The girls prepare for their next set of instructions from their coach, and the seriousness and concentration in their eyes is visible. Then, in perfect unison, they begin a series of steps, twirls, and then up go their batons to the top of the high gym ceiling.

Beneath their spinning batons, the seven girls execute a series of perfect moves — a combination of gymnastics and dance — then, incredibly, all catch their batons as they sail at lightning speed back down into their outstretched hands.
They make it look easy, but according to Placca, twirling is far more difficult than it looks.

“People don’t realize how difficult it is,” said Placca. And, according to Placca, the sport is so intense that there have even been injuries.

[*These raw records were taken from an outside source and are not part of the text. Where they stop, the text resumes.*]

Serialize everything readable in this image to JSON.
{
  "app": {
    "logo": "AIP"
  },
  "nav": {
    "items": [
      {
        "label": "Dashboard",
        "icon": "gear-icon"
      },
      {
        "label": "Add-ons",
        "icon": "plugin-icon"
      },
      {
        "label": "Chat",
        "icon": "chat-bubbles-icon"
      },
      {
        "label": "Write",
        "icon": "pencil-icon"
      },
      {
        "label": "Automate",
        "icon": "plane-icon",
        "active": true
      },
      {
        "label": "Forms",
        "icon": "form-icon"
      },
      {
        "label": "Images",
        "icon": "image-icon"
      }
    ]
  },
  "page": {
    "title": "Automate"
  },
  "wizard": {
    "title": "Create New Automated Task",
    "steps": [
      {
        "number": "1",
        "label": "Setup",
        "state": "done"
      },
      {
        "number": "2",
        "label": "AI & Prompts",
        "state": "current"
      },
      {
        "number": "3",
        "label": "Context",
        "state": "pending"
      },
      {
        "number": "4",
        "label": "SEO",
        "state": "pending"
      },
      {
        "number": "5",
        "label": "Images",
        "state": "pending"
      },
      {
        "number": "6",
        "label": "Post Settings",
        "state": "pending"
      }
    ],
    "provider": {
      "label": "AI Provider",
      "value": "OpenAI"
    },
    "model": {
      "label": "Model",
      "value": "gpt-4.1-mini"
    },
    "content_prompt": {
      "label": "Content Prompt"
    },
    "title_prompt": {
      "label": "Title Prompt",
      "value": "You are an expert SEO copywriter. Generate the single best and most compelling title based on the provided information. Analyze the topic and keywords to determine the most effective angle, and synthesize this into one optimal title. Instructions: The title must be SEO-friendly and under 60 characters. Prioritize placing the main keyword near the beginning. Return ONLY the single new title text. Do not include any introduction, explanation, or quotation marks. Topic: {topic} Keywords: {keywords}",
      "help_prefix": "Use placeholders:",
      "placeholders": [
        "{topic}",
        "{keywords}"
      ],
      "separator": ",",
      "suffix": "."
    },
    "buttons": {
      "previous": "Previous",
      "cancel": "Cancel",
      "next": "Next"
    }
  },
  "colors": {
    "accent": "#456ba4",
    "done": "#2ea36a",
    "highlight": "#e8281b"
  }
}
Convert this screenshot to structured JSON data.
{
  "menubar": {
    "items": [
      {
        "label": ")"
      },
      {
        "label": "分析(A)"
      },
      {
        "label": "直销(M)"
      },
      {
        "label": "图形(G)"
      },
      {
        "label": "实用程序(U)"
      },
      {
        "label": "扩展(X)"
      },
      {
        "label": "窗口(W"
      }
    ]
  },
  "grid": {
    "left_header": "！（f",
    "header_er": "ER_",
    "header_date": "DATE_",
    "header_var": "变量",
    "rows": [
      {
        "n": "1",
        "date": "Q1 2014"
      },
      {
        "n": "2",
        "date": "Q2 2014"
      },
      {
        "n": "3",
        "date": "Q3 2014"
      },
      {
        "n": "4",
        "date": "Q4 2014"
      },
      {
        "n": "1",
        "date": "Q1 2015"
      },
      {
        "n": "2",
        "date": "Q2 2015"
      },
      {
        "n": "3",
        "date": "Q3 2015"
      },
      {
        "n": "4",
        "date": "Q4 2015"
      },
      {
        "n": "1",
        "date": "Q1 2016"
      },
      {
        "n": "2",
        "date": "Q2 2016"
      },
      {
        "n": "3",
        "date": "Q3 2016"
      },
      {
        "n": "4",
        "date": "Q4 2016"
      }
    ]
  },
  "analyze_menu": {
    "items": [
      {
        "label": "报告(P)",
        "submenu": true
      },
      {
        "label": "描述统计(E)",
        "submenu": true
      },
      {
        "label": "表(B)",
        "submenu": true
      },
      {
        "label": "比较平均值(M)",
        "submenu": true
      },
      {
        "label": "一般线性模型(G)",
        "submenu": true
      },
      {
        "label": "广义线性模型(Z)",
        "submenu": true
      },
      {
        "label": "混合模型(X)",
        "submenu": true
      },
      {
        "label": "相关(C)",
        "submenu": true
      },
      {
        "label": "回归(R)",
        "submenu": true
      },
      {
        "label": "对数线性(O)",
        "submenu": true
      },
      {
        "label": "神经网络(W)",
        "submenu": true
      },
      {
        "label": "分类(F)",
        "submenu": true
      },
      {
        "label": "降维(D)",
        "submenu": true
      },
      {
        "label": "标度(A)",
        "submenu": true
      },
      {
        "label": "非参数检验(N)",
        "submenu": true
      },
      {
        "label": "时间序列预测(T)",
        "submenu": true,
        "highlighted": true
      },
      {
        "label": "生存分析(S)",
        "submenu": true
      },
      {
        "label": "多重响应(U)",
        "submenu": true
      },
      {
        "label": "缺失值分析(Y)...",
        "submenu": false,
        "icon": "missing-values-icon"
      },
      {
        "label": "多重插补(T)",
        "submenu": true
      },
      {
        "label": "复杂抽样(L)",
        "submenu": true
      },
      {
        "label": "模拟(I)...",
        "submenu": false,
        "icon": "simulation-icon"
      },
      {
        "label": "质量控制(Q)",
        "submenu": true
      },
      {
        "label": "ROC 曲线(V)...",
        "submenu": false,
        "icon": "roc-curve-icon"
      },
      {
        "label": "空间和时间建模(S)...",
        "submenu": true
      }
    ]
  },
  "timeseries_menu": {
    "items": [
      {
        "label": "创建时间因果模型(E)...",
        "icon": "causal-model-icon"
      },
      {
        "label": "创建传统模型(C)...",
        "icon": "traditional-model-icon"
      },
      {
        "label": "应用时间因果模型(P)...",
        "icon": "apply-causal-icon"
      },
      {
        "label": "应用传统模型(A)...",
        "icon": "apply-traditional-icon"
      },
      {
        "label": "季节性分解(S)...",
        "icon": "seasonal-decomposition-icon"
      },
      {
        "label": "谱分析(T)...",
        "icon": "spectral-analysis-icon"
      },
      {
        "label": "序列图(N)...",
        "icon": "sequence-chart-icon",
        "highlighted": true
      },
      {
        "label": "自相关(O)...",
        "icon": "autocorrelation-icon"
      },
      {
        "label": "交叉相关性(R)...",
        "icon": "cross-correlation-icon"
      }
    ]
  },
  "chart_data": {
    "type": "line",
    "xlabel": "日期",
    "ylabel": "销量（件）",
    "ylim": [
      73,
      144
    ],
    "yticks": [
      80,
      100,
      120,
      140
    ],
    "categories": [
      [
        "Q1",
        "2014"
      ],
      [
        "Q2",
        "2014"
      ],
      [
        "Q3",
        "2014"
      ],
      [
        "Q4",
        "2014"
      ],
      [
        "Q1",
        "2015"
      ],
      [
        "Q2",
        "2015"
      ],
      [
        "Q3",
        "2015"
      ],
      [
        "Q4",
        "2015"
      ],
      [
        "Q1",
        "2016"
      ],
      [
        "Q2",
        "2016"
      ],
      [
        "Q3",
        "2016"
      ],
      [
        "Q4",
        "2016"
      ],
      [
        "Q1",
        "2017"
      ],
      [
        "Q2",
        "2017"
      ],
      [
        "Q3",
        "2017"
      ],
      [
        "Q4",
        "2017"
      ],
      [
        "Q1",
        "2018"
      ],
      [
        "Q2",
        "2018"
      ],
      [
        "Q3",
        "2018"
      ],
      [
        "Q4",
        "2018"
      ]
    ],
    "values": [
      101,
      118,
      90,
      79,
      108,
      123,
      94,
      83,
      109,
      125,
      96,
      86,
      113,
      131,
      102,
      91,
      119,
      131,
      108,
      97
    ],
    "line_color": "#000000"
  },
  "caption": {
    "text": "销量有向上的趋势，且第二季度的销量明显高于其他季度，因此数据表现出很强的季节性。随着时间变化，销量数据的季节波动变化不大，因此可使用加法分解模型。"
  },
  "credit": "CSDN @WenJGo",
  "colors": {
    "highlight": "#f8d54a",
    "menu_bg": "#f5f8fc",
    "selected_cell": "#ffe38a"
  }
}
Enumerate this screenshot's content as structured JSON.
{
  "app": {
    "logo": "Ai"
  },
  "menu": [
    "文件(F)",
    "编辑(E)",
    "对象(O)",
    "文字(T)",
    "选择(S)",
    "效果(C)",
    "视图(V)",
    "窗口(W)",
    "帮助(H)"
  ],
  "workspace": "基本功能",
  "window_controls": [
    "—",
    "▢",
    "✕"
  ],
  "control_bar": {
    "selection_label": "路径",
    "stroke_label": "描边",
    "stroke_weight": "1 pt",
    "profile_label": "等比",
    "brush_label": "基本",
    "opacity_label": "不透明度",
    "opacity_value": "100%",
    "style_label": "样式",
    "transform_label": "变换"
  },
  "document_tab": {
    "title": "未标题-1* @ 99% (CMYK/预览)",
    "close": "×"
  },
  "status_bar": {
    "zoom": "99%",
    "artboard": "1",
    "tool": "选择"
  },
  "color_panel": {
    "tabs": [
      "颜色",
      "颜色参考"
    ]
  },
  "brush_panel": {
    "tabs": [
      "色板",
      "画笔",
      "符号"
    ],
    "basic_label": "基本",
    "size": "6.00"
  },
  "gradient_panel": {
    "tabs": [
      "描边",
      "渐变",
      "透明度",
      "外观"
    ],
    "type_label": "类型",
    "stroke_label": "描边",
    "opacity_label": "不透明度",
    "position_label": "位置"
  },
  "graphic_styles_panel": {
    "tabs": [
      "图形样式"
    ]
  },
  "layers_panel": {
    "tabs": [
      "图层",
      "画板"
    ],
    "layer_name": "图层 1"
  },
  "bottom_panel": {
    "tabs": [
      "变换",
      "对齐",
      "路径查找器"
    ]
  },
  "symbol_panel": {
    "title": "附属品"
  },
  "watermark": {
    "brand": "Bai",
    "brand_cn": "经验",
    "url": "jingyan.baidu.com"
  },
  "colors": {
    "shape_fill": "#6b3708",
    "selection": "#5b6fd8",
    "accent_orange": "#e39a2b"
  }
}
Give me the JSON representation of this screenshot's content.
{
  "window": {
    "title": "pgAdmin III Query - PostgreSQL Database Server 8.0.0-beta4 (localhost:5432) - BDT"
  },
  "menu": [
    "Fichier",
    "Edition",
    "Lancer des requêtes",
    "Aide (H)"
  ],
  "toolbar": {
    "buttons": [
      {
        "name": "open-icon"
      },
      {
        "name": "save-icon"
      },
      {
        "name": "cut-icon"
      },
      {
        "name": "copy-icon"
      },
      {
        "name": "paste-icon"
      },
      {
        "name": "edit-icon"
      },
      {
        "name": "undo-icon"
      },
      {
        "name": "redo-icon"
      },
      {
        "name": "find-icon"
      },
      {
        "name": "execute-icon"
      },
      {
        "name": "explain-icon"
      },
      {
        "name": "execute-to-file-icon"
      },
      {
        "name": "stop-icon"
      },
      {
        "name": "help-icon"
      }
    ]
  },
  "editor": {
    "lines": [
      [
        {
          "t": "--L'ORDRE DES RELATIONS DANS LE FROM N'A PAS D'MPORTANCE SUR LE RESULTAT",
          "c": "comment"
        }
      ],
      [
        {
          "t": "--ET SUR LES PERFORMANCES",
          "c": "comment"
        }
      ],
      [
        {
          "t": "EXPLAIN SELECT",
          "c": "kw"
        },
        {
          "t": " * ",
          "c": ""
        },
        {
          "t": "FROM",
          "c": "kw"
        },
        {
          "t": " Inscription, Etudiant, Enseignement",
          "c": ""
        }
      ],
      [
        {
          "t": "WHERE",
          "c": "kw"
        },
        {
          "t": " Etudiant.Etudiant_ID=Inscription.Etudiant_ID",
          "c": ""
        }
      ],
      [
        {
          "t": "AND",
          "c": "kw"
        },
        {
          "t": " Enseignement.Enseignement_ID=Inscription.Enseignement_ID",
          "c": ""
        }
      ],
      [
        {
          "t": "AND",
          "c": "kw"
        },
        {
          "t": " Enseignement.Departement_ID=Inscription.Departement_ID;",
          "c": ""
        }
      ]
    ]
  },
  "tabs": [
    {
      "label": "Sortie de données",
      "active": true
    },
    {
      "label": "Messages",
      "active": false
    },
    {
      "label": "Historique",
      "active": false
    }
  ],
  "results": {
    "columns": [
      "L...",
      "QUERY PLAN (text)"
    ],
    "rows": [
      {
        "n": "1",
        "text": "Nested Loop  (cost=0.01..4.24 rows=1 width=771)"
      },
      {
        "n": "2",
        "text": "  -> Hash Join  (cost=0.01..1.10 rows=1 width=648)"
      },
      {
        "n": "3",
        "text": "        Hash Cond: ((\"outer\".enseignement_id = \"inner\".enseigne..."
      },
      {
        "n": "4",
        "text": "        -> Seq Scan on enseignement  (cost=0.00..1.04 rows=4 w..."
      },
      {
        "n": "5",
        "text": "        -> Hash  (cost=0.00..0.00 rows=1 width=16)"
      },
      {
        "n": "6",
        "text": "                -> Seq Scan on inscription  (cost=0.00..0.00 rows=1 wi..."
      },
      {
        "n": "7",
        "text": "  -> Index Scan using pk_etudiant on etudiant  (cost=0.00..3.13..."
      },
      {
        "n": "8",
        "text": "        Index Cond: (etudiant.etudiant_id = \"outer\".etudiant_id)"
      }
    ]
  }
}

“We had one girl out with a concussion,” said Placca, who said that a team member was hit in the head by a baton. “There have been concussions, twisted ankles, and bruises.”
The team practices six hours a week at Battle Hill Elementary School in Union, and the practice has paid off.
“They’re learning things and doing things that girls in private studios who are paying for classes are doing,” Placca said. “They’re hard workers, they’re devoted. They certainly deserve every recognition that they are getting.“

The team began the season — which began in February — with 17 awards, and winning first place for both the Twirl Team category and the Twirls and Dance Team category.

According to Placca, the wins are an amazing feat considering the newness and relative inexperience of the team. “They won against girls who have much more experience than they have,” said Placca proudly.

Placca said that she will be bringing the team to the United States Twirling Association Competition being held in Bayonne this year — one of the biggest competitions in the United States.

“It’s great for them to see the different levels of twirling,“ she said of the upcoming competition.
Alyssa Squillante, a junior at Union High School, joined the team during her freshman year. “I’ve grown to love it over the years,” she said. “It’s different. Not many people can do it.”

According to Squillante, it was her older cousin that first got her into the sport. “My cousin gave me her old baton when I was little,” she recalled. “And I really liked it.”

Squillante, who also studies martial arts, said that twirling is quite a workout. “I go home sweaty all the time,” she said. “You finish the routine and you’re out of breath.”

Squillante said that although they get a lot of positive attention and recognition these days, it wasn’t always like that.
“When we first started out no one liked us,” she said. “Someone once dropped a pencil during class and said, ‘Look, I’m a twirler,’ to make fun of us. Now people come up to us and congratulate us. Now they know we’re good.”

Christiana Selby, a sophomore, is into her second year on the team. According to Selby, her sister, Tiahna, was on the team, which inspired her to join.

“I tried out,” she said. “I wanted to take advantage of the opportunity since the school has it.”
Selby said that competing is her favorite part of being on the team. “The competitions are really fun,” she said. “Ms. Placca gives us really good routines so we have something to work towards.”

Anastasia Ristova, a junior, is a relative newcomer to the team, having just joined in June. “It keeps me balanced,” she said of twirling with the team. “Coming here makes me happy, so it makes my day happier, too. I love it. They’re like family to me.”

And her favorite thing about being on a twirling team? “You get to do something that not a lot of people know how to do,” Ristova said.

“Before I joined the team I thought twirling was impossible. Now I’m doing it. Now I know it’s possible.”
Placca said that it is amazing to watch the transformative power of the sport and knowing that you are part of an elite team.
Other members of the team include Maria Asitimbay, Daniela Arrieta, Tiahna Selby and Kayla Nunez.

“It teaches them important values like hard work, respect, grace, and carrying yourself in a certain way,” Placca said of the sport. “They’re good girls. To give them this type of experience, to watch them blossom is amazing. They carry themselves with a certain grace, and it teaches them that hard work and determination pay off.”

For Placca, coaching the team is a special and important part of her life. “It has a very special place in my heart,” she said.